Quick Start

Quick Start Guidance for Firelink Users

Basic Usage

import pandas as pd
from pandas.testing import assert_frame_equal
from firelink.transform import Drop_duplicates, Filter
from firelink.pipeline import FirePipeline

df = pd.DataFrame(
    {
        "a": range(10),
        "b": range(10, 20),
        "c": range(20, 30),
        "d": ["a", "n", "d", "f", "g", "h", "h", "j", "q", "w"],
        "e": ["a", "d", "a", "d", "e", "e", "a", "a", "d", "d"],
    }
)

trans_1 = Filter(["a", "e"])
trans_2 = Drop_duplicates(["e"], keep="first")

pipe_1 = FirePipeline(
    [("filter column a and e", trans_1), ("drop duplicate for column e", trans_2)]
)

pipe_1.save_fire("pipe_1.ember", file_type="ember")
pipe_2 = FirePipeline.link_fire("pipe_1.ember")

df1 = pipe_1.fit_transform(df)
df2 = pipe_2.fit_transform(df)

assert_frame_equal(df1, df2)

Spark Usage

import pandas as pd
from pandas.testing import assert_frame_equal
from firelink.spark_transform import WithColumn
from firelink.transform import Assign
from firelink.pipeline import FirePipeline
from pyspark.sql import SparkSession, functions as F

spark = SparkSession.builder.appName("spark_session").enableHiveSupport().getOrCreate()

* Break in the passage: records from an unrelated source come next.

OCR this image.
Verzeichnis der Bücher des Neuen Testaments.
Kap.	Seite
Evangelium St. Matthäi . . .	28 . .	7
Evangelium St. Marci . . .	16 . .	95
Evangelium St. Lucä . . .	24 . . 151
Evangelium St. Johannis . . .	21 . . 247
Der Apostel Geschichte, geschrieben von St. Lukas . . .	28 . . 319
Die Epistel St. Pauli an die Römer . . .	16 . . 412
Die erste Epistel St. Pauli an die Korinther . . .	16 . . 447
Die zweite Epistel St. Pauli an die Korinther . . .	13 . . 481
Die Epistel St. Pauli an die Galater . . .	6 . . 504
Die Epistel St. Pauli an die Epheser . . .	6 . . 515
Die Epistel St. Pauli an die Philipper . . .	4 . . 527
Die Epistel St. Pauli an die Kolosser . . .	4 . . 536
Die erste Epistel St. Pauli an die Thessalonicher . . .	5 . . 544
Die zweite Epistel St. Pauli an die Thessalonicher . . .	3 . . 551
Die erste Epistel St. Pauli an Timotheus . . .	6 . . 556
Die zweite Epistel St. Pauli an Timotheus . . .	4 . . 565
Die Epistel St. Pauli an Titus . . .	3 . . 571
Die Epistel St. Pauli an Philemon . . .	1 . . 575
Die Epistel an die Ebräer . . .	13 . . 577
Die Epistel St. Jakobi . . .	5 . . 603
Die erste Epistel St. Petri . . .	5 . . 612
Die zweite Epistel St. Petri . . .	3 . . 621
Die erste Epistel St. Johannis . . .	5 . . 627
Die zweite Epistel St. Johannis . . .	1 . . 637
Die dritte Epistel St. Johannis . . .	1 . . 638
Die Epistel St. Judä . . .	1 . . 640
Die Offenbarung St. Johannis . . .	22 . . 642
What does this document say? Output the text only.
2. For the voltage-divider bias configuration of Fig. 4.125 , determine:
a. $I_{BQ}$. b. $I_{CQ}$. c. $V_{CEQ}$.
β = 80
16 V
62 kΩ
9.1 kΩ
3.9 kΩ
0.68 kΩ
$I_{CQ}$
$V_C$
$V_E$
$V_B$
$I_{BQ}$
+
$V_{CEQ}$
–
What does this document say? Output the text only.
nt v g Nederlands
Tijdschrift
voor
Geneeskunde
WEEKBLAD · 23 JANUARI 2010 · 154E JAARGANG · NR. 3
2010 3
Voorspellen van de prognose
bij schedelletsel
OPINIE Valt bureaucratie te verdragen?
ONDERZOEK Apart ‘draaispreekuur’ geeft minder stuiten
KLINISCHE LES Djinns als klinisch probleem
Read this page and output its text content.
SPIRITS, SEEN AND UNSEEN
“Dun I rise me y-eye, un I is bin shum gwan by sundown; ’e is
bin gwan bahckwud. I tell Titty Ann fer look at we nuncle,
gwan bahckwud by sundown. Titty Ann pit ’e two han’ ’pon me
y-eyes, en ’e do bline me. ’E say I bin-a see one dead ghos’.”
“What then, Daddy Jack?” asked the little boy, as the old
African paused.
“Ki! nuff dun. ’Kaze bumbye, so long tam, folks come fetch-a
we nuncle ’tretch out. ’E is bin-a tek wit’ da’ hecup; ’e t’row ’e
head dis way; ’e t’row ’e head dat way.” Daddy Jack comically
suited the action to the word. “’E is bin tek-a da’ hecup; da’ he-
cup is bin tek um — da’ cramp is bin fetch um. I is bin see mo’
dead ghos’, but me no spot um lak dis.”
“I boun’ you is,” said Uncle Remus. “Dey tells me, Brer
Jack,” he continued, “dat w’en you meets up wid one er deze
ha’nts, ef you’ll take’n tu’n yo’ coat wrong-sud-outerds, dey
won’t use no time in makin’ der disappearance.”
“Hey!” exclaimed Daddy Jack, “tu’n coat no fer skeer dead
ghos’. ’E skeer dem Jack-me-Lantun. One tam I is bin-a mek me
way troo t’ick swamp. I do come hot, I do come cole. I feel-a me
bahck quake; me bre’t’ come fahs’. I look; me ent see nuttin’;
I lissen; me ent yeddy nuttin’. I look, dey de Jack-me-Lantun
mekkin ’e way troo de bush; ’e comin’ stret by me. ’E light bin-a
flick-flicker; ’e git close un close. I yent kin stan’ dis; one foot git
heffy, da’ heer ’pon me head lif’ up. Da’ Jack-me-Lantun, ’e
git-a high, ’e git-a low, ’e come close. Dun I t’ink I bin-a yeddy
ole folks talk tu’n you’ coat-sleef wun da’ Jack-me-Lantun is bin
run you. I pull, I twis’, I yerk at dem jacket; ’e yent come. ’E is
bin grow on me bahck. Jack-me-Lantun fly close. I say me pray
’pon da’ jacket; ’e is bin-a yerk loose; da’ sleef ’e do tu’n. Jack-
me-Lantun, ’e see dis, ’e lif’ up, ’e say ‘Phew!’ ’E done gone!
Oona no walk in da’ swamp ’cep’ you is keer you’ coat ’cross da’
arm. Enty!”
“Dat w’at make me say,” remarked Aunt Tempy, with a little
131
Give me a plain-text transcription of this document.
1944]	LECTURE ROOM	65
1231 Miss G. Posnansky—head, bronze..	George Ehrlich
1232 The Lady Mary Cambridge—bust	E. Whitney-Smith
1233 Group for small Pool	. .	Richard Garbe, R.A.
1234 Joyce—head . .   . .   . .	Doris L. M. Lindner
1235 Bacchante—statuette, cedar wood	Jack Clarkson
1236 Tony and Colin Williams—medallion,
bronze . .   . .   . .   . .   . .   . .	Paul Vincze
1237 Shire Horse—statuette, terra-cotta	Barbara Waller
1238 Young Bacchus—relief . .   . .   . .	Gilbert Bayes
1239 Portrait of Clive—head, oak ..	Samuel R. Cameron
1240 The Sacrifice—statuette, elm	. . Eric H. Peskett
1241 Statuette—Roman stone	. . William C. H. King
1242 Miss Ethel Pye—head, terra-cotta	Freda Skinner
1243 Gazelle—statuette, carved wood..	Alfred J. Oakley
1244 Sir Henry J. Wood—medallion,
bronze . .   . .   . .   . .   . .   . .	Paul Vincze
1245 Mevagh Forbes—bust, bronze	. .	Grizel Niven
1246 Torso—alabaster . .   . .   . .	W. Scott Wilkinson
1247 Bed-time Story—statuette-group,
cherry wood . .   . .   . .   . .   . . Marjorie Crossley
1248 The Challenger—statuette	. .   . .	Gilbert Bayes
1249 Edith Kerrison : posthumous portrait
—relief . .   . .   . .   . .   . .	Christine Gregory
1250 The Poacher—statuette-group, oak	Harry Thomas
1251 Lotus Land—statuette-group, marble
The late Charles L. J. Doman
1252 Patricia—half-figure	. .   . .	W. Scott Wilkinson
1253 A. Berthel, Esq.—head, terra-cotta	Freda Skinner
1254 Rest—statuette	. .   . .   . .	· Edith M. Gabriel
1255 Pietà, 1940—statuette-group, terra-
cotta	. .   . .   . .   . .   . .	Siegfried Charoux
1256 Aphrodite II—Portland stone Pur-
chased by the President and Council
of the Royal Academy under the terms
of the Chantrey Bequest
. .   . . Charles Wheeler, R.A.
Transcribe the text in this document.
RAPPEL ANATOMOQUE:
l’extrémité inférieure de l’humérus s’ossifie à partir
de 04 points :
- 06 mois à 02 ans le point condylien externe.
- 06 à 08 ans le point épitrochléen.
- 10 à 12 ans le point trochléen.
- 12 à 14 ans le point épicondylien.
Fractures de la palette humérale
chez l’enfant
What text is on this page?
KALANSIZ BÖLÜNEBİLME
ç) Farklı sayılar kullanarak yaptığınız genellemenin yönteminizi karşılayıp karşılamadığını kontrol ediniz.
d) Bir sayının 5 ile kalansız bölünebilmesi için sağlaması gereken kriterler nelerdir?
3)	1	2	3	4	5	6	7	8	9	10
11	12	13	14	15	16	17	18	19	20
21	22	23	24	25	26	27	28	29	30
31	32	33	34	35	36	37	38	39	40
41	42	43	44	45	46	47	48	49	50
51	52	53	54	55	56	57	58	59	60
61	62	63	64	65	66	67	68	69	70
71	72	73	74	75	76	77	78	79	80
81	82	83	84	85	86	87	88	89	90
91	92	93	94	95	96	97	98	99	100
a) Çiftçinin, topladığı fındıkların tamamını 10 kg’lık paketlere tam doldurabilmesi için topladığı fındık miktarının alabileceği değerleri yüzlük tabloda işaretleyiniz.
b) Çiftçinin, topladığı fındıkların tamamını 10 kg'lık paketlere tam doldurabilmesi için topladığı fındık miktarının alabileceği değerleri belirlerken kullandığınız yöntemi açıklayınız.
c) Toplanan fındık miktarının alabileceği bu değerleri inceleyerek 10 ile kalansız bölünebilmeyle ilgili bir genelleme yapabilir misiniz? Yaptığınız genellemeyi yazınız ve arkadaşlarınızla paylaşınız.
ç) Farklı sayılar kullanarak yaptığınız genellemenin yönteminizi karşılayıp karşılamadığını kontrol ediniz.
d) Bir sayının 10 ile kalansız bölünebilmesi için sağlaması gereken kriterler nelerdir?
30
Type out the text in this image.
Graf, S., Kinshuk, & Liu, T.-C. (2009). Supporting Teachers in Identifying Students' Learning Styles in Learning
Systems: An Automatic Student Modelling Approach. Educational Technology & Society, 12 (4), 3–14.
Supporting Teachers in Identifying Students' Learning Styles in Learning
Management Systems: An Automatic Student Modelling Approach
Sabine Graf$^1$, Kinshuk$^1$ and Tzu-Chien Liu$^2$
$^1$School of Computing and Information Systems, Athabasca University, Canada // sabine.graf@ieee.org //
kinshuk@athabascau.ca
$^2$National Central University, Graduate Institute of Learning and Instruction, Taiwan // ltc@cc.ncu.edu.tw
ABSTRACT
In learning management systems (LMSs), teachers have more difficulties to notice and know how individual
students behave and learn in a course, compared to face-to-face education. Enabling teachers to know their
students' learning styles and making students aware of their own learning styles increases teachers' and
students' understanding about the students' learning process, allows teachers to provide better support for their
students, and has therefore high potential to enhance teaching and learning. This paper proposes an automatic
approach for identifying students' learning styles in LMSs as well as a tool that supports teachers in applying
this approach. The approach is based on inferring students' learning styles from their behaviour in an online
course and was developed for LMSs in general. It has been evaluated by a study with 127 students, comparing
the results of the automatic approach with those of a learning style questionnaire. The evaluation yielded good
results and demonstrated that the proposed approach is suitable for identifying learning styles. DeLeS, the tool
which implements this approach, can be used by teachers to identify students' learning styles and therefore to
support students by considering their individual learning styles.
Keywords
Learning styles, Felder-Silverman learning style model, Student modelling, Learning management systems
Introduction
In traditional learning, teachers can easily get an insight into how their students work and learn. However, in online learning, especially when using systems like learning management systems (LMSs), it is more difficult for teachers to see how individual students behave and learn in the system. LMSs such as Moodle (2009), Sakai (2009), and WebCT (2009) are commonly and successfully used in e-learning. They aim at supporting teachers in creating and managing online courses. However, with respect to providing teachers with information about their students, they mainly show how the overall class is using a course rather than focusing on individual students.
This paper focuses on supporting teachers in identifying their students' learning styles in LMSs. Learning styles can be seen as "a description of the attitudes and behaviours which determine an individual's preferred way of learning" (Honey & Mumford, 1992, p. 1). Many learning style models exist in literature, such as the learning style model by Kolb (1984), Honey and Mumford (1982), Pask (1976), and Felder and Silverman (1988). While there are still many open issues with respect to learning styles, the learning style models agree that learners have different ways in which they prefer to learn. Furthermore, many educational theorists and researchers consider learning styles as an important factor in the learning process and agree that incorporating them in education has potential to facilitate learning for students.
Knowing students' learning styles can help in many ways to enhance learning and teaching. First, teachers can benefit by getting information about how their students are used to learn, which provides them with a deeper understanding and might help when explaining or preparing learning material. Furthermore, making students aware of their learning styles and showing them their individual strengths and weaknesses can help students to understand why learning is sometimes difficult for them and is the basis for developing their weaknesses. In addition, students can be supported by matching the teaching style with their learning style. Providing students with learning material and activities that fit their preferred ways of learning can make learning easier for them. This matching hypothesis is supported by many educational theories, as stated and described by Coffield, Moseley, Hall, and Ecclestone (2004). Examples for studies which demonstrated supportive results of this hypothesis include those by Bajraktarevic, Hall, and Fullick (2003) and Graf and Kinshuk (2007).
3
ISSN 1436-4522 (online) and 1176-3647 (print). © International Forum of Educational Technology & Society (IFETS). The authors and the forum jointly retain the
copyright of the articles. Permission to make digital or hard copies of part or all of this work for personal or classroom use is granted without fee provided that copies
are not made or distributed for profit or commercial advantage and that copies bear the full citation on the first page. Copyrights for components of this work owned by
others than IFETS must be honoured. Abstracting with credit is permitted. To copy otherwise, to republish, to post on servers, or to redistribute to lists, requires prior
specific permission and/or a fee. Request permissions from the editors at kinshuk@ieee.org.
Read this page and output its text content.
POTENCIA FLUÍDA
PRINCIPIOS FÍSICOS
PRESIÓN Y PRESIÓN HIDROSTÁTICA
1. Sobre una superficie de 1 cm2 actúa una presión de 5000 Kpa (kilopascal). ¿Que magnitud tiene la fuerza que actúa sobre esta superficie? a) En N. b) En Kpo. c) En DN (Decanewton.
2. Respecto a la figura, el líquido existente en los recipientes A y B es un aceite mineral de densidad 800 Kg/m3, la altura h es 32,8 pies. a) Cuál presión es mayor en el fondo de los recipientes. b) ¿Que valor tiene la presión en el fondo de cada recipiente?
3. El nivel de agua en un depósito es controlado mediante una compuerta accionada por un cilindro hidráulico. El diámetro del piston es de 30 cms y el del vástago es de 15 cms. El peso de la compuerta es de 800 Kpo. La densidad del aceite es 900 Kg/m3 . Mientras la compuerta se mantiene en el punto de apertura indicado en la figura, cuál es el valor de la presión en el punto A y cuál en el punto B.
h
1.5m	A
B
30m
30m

df = pd.DataFrame({"col1": [1, 2, 3], "col2": ["a", "b", "c"]})
sdf = spark.createDataFrame(df)

add1 = WithColumn("Country", "F.lit('Canada')")
add2 = WithColumn("City", "F.lit('Toronto')")
spark_pipe = FirePipeline([("Add Country", add1), ("Add City", add2)])

# set_config(display="diagram")
# set_config(display="text")
spark_pipe

sdf = spark_pipe.fit_transform(sdf)
sdf.show()

add1 = Assign(**{"Country": "Canada"})
add2 = Assign(**{"City": "Toronto"})
pandas_pipe = FirePipeline([("Add Country", add1), ("Add City", add2)])

pandas_pipe.fit_transform(df)

assert_frame_equal(sdf.toPandas(), pandas_pipe.fit_transform(df))